No, the ^ is an anchor that only matches the start of the string. You can use \b instead, meaning a word boundary (but remember to escape the backslash inside a string literal, or use a raw string literal).
You will also have to use re.search instead of re.match because the latter only checks the start of the string, whereas the former searches for matches anywhere in the string.
>>> s = 'Foooooo jkds Fooooooo kj fooing jdcnj Fooing ujndn ggng sxk foo baring sh foo Bar djw Foo'
>>> regex = '((?i)(foo)(\w+)?)'
>>> compiled = re.compile(regex)
>>> re.findall(compiled, s)
[('Foooooo', 'Foo', 'oooo'), ('Fooooooo', 'Foo', 'ooooo'), ('fooing', 'foo', 'ing'), ('Fooing', 'Foo', 'ing'), ('foo', 'foo', ''), ('foo', 'foo', ''), ('Foo', 'Foo', '')]
(?i) -> case insensitive
(foo) -> group1 matches foo
(\w+) -> group2 matches every other word character
>>> print [i[0] for i in re.findall(compiled, s)]
['Foooooo', 'Fooooooo', 'fooing', 'Fooing', 'foo', 'foo', 'Foo']

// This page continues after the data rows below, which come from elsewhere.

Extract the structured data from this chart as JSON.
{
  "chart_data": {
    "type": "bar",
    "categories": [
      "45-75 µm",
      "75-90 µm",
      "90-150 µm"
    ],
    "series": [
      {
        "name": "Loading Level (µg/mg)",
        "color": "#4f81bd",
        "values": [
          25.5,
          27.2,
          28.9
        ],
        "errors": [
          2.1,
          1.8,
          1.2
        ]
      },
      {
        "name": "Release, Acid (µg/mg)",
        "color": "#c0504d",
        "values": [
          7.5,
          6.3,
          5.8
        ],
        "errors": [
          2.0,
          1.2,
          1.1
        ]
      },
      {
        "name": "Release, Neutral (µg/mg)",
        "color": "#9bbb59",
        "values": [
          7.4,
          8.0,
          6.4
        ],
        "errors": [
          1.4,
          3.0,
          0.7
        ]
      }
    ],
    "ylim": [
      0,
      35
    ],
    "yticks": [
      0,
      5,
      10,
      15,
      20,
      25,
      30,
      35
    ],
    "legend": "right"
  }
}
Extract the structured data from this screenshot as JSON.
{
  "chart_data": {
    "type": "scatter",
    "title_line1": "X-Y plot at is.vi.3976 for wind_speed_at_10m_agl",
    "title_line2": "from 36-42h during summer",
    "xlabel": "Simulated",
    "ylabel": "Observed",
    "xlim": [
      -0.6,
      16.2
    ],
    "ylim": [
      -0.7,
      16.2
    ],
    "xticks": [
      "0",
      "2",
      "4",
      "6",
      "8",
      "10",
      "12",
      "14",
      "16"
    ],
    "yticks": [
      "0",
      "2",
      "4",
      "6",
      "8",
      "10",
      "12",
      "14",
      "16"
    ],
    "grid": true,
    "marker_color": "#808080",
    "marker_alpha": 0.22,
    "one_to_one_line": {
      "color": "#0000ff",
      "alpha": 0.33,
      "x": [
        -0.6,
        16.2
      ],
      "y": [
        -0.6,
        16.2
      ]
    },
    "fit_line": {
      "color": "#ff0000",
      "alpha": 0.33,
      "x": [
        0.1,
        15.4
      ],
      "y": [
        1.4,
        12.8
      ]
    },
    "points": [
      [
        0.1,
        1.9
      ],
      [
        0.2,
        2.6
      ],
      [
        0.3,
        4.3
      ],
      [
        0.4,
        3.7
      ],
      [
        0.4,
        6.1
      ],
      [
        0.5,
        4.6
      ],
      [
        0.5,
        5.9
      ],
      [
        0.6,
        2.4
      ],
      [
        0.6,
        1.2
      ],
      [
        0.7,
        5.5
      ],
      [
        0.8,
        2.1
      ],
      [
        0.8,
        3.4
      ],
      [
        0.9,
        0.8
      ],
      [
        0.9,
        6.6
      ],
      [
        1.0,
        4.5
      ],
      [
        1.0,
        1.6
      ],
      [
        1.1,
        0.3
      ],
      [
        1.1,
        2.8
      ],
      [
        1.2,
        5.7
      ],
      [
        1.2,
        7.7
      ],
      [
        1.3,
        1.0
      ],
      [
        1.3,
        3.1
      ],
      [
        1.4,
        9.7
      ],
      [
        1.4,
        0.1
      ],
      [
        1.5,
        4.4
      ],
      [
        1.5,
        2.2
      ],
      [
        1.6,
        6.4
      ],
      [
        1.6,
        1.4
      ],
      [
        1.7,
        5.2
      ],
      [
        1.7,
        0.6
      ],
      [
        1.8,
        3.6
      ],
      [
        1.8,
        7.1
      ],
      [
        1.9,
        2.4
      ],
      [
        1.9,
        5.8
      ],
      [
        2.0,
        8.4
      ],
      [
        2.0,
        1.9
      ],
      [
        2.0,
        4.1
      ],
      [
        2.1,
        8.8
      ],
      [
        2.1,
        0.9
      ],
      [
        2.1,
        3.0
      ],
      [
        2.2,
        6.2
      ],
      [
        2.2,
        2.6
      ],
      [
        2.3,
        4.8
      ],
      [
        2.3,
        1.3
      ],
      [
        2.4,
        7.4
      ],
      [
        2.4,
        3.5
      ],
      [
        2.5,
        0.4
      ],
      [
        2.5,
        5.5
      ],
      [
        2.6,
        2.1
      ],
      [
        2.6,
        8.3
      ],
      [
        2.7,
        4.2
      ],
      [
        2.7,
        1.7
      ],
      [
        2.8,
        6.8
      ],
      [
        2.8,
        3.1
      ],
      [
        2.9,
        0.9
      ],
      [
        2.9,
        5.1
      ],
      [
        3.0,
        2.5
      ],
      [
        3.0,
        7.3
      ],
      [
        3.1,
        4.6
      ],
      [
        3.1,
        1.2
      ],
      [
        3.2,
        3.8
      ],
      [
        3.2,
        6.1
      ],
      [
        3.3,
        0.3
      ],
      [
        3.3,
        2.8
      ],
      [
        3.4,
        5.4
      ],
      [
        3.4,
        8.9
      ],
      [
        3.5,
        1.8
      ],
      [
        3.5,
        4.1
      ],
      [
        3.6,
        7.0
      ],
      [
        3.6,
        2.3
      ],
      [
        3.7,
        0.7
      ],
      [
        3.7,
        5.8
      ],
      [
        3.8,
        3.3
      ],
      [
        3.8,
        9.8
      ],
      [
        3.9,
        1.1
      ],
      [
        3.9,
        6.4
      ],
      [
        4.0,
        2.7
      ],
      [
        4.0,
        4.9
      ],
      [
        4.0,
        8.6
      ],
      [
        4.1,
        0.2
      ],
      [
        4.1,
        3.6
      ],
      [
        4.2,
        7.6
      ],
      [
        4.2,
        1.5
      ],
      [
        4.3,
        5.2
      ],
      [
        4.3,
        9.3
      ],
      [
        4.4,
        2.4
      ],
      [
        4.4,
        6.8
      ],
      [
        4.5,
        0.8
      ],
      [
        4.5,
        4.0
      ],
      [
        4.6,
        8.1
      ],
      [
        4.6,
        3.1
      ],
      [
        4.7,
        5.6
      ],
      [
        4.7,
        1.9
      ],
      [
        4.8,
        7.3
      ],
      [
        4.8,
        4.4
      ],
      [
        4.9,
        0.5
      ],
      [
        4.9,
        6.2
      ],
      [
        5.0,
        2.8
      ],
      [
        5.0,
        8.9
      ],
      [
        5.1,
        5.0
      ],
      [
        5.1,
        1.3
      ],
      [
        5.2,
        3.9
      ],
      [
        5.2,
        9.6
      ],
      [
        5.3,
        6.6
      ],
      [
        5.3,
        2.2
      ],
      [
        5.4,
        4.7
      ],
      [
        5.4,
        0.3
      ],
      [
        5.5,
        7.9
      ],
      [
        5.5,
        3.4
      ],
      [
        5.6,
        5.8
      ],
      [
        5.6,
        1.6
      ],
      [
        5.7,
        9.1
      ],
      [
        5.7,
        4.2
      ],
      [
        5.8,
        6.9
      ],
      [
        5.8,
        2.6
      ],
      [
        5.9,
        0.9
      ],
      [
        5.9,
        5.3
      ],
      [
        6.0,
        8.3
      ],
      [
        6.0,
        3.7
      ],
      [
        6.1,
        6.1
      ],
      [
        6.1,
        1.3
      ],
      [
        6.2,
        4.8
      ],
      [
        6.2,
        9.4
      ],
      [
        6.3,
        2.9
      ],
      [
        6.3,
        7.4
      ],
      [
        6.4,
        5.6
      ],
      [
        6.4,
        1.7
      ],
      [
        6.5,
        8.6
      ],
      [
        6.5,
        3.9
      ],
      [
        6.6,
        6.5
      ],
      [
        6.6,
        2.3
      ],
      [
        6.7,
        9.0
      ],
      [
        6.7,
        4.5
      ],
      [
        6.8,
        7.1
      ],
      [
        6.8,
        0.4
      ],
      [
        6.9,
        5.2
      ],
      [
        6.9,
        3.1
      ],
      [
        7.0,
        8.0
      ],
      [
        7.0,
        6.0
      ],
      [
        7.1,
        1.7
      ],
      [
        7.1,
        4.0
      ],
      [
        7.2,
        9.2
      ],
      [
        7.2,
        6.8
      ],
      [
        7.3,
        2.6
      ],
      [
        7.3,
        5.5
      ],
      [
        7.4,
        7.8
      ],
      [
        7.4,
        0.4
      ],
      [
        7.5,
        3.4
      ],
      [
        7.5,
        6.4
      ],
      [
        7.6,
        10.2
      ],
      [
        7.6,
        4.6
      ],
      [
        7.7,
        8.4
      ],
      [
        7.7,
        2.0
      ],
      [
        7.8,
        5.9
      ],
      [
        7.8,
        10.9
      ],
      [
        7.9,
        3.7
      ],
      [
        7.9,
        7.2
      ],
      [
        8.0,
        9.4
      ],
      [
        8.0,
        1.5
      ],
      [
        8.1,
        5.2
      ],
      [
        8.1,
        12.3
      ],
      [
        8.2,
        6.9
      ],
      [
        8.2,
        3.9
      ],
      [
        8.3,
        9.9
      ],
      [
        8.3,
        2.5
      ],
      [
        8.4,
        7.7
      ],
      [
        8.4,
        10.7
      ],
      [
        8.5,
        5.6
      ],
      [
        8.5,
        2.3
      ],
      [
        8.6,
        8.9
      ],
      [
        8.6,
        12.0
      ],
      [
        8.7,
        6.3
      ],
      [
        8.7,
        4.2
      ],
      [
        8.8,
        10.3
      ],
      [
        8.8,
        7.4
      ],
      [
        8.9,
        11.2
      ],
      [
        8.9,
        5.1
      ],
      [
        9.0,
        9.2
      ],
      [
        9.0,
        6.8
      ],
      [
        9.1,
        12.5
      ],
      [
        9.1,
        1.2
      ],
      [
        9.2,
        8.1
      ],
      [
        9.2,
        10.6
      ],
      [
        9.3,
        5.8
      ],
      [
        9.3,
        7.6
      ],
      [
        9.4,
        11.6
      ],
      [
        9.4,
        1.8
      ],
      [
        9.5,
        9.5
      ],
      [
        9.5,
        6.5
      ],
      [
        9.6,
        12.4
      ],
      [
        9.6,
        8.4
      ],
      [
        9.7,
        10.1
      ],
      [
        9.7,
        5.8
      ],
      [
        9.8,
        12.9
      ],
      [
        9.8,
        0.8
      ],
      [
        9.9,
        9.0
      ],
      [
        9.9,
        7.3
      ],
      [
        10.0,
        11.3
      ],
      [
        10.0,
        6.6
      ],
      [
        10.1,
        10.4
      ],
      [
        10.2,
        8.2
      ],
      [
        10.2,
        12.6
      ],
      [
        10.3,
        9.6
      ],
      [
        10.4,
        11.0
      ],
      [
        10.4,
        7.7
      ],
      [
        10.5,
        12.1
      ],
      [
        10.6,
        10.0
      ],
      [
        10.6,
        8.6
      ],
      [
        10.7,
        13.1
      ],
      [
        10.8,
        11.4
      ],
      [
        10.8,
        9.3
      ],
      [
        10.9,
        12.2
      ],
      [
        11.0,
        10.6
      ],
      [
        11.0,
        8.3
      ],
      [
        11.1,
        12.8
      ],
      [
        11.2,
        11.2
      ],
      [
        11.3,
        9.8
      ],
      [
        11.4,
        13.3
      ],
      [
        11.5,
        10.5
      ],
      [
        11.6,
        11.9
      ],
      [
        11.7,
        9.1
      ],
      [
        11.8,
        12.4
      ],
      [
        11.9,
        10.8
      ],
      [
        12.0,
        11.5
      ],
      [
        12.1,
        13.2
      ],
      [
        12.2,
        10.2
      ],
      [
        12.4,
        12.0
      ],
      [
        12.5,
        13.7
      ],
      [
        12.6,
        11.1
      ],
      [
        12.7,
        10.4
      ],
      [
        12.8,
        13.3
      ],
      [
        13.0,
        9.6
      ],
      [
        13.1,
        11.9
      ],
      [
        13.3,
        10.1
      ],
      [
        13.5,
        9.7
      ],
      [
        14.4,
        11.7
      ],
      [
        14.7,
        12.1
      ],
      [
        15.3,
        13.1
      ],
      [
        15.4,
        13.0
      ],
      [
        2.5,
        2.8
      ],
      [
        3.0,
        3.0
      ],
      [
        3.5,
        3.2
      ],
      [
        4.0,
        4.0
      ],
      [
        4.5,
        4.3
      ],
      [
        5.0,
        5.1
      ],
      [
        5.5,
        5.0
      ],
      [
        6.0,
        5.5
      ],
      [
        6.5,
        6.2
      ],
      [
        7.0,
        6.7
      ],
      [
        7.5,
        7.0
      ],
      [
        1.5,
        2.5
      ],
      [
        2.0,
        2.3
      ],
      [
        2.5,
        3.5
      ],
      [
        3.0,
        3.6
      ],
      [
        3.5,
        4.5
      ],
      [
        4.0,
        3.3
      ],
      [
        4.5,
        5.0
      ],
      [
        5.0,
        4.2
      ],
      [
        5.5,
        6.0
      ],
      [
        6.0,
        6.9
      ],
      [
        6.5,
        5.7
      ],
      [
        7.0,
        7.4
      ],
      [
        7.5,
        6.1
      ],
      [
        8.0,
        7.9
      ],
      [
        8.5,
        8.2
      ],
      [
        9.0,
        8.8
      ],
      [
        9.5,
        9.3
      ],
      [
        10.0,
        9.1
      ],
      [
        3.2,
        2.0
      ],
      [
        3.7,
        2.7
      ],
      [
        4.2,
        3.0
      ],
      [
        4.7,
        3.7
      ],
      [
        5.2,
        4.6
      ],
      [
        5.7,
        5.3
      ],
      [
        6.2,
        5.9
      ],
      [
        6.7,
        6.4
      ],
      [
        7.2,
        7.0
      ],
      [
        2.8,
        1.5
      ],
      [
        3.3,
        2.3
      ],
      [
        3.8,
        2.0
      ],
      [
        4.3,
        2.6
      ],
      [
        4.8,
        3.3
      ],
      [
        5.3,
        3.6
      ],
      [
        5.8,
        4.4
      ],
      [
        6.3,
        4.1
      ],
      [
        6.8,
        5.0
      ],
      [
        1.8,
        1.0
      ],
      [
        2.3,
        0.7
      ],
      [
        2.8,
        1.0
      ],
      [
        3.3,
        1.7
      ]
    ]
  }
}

Try using this tool to test some stuff: http://www.pythonregex.com/
Use this reference: docs.python.org/howto/regex.html
I would use something like this for your regex:
\b(?:([Ff]oo [Bb]ar)|([Ff]oo))\w*
Inside of the non-capturing group you should separate each prefix with a |, I also placed each prefix inside of its own capturing group so you can tell which prefix a given string matched, for example:
for match in re.finditer(r'\b(?:([Ff]oo [Bb]ar)|([Ff]oo))\w*', txt_str):
n = 1
while not match.group(n):
n += 1
print "Prefix %d matched '%s'" % (n, match.group(0))
Output:
Prefix 2 matched 'foooooo'
Prefix 2 matched 'Fooooooo'
Prefix 2 matched 'fooing'
Prefix 2 matched 'Fooing'
Prefix 1 matched 'foo baring'
Prefix 1 matched 'foo Bar'
Prefix 2 matched 'Foo'
Make sure you put longer prefixes first, if you were to put the foo prefix before the foo bar prefix, you would only match 'foo' in 'foo bar'.